Goodrich having sold out his interest in the saw-mill and property to Aiken, the latter, in 1870, took the requisite proceedings for having set off, as homestead, a large part of Herd's Island (not including the saw-mill), but including for personal property, to be exempt from execution, portions of the machinery of the mill. Carl Epping, one of the defendants, in 1870, placed a lien on the mill for timber furnished thereto, and took out an execution to sell the same for a debt of about $5,000. John Strickland placed another lien upon the mill for about $130. Under the latter the mill was put up to sale, and sold to Epping for $5,100 — against the protest of the complainant corporation. Epping claims to hold the whole amount of his bid by virtue of his lien and that of Strickland's as paramount claims to that of the complainant under its mortgage. The complainants in the present suit seek a decree to foreclose the mortgage given to the bank complainant (which has never been paid), and to set aside as null and void the sale under the lien of Strickland, and to declare the said lien, as well as that of Epping, subordinate to the said mortgage, and for a sale of the property under and by virtue of the mortgage, free and clear of said liens; or, if this cannot be done, that the purchase money bid by Epping at the lien sale may be declared to belong to the complainant. The complainants also seek to be relieved against Aiken's claim to a homestead.

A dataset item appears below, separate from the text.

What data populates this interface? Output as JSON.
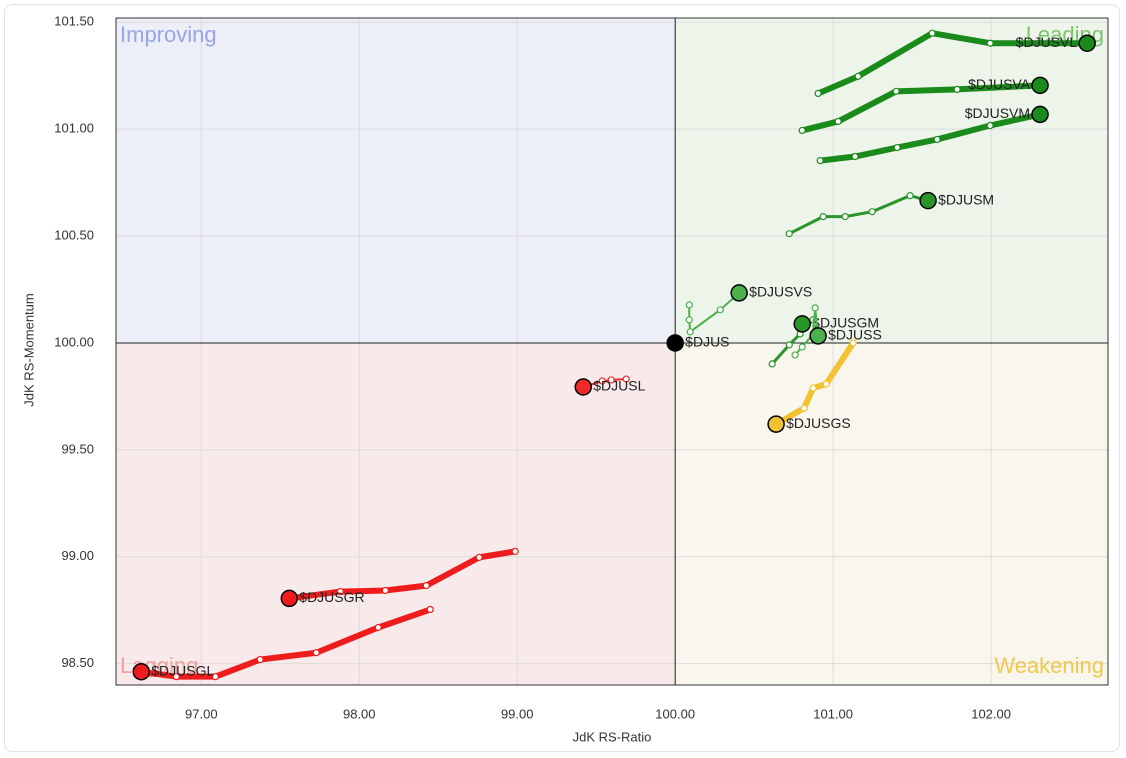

§ 991. Homestead exemptions are subordinate to antecedent liens.

The decision of the supreme court of the United States in the case of Gunn v. Barry, 15 Wall., 610, has disposed of the question relating to the claim of homestead. That court held that the homestead exemption secured by the constitution of Georgia, adopted in 1868, does not affect liens created prior to that time, and cannot be set up in derogation thereof; and accordingly, in view of this decision, the counsel for the defendants very properly abandoned that defense.